The surface energy of a liquid drop is $U$. It splits up into $512$ equal droplets. The surface energy becomes (in $U$)

$A$ liquid drop having surface energy $E$ is spread into $512$ droplets of the same size. The final surface energy of the droplets is (in $E$)

$A$ soap bubble of initial radius $R$ is to be blown up. The surface tension of the soap film is $T$. The surface energy needed to double the diameter of the bubble is (in $\pi R^2 T$)

In $S.I.$ system,the total energy of the free surface of a liquid drop is $2 \pi$ times the surface tension of the liquid. The diameter of the drop is . . . . . . . (in $m$)

$A$ soap bubble of radius $r$ is blown up to form a bubble of radius $2r$ under isothermal conditions.
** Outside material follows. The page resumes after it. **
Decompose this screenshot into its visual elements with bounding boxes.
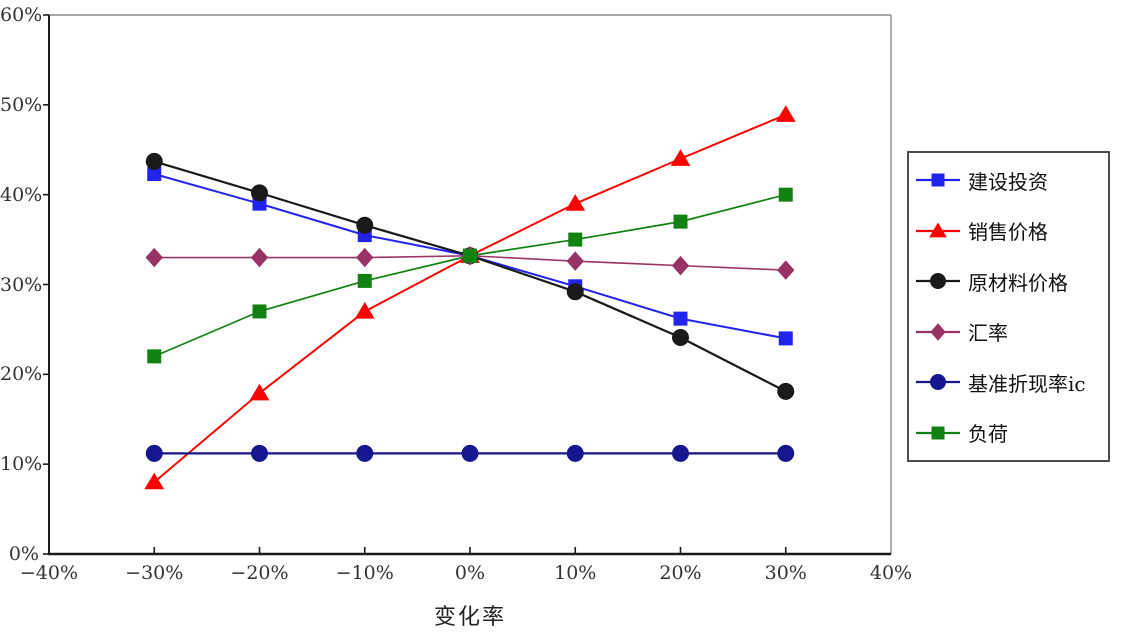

If $T$ is the surface tension of the soap solution, what is the energy spent in blowing the bubble (in $\pi T r^2$)?

The surface tension of a soap solution is $3.5 \times 10^{-2} \text{ N/m}$. The work required to increase the radius of a soap bubble from $1 \text{ cm}$ to $2 \text{ cm}$ is $\alpha \times 10^{-6} \text{ J}$. The value of $\alpha$ is . . . . . . . $(\pi = 22/7)$